Fox News anchor Chris Wallace asked Centers for Disease Control and Prevention (CDC) Director, Rochelle Walensky, why packed sports arenas weren’t contributing to a rise in COVID-19 cases on “Fox News Sunday.”
“You see hundreds, thousands, tens of thousands people all packed together – not a mask in sight. I understand it’s outdoors,” Wallace stated, “but what does it tell you that there have not been spikes in most of these communities when you have people crowded into football or baseball stadiums?”
While contending that the unvaccinated should still wear masks at these events, Walensky argued that the outdoors tend to be a much safer environment. (RELATED: Fauci Tells Americans To Enjoy ‘Normal’ Christmas After Floating COVID Cancellation)
“We would still encourage people who are unvaccinated to wear a mask in those situations, but given that these games are outdoors, that tends to be a much safer environment,” Walensky said.

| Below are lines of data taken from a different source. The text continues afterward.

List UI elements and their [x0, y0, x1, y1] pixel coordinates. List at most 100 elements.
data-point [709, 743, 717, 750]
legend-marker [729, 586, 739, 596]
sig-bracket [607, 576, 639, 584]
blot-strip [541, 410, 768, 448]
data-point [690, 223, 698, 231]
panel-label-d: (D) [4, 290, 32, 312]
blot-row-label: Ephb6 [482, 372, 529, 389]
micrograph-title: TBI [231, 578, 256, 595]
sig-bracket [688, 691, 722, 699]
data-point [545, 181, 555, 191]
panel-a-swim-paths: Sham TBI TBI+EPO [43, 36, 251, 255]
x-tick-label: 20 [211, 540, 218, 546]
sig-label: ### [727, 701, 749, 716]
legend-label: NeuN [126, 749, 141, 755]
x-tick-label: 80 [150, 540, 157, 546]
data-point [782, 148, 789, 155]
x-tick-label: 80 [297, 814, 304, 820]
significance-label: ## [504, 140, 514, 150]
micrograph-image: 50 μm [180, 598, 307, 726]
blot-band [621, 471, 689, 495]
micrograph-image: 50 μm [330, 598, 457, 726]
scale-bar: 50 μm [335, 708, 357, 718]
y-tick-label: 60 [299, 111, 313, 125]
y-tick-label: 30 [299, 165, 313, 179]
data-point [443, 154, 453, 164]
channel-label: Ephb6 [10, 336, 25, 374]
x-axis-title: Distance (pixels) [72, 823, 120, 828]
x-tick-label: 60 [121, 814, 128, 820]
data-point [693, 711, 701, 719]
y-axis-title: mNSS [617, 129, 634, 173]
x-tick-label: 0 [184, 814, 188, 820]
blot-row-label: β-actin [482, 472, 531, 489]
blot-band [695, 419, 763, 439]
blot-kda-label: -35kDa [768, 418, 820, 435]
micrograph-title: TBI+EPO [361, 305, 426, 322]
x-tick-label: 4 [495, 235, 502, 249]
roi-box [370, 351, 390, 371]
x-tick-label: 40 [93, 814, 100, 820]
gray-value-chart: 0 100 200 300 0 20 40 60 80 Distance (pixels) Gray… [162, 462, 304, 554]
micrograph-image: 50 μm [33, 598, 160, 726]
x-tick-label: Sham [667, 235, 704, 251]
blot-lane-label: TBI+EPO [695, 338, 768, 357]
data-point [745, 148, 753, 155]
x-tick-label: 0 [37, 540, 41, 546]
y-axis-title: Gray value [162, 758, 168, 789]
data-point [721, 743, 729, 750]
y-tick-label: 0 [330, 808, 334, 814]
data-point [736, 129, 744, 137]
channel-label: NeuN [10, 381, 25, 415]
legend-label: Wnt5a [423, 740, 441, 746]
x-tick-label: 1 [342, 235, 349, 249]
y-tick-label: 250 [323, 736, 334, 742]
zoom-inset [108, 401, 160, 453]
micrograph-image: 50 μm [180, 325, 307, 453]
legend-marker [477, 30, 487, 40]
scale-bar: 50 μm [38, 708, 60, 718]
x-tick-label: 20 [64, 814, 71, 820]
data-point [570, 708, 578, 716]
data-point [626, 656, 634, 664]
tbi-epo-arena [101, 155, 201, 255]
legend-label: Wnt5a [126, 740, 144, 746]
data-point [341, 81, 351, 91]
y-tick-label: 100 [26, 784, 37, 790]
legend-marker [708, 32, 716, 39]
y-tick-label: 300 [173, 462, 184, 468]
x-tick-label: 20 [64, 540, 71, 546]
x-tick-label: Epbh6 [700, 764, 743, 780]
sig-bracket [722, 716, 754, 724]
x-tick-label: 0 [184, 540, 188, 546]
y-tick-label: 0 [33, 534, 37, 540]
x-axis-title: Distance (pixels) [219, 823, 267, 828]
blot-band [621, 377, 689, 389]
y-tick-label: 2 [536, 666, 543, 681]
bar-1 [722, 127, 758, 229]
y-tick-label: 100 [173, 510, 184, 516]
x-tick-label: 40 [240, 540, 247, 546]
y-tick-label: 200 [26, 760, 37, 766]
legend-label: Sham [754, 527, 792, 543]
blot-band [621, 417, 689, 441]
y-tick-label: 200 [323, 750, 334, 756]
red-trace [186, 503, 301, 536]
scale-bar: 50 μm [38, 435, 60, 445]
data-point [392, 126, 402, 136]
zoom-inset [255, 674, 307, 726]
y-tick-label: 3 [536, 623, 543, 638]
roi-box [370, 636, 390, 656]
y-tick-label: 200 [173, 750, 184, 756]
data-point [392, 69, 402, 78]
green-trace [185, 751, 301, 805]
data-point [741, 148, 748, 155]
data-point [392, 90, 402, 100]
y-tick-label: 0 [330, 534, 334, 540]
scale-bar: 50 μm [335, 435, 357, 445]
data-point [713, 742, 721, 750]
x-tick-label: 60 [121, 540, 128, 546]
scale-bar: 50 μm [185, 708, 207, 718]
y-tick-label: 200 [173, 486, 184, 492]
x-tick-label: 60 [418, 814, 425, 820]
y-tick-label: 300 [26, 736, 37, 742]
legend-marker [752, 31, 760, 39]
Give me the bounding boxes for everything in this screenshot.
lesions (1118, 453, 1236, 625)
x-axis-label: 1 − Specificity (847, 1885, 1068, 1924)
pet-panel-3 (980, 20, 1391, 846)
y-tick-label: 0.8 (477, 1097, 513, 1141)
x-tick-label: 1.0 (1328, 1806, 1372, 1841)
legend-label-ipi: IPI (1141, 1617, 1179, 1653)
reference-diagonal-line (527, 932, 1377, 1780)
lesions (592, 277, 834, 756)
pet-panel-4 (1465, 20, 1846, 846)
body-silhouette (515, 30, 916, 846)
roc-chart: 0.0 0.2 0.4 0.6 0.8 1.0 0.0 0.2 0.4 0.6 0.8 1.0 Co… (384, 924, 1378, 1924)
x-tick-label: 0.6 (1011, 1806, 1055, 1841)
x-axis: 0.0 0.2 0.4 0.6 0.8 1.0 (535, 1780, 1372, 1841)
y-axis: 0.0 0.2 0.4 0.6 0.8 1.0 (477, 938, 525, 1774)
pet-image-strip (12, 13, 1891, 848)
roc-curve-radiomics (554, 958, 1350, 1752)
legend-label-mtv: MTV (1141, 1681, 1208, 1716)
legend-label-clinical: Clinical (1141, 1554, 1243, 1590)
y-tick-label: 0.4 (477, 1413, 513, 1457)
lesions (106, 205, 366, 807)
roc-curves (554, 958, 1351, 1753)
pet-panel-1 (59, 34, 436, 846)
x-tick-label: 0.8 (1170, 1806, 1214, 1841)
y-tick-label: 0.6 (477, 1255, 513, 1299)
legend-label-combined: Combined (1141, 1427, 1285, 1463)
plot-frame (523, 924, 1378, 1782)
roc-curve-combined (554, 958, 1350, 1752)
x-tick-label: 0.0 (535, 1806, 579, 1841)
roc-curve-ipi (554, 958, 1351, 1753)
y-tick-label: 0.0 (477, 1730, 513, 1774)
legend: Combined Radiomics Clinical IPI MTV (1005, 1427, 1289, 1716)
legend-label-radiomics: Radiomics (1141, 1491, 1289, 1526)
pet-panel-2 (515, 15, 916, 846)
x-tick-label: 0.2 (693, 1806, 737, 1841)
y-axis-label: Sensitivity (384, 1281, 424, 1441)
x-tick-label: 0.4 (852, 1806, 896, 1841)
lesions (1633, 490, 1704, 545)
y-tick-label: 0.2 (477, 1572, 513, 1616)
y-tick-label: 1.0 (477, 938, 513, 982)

CDC guidelines state, “In general, you do not need to wear a mask in outdoor settings. In areas with high numbers of COVID-19 cases, consider wearing a mask in crowded outdoor settings and for activities with close contact with others who are not fully vaccinated.”
When asked about the upcoming holidays of Thanksgiving and Christmas, Walensky stated, “It’s critically important that we gather, that we be together with our family and friends during these holidays. We have the prevention strategies that we know work to be safe for those holidays.”
She urged people who weren’t vaccinated to get vaccinated before they celebrate the holidays and reiterated that outdoor gatherings were safer than indoors.
Earlier this month, White House chief medical adviser Dr. Anthony Fauci faced criticism for casting doubt on whether Americans would be able to celebrate holidays with loved ones.
Fauci said it’s “just too soon to tell” whether holiday gatherings should be limited for the second year in a row due to the ongoing pandemic, but said Americans need to focus on lowering the number of new infections and hospitalizations.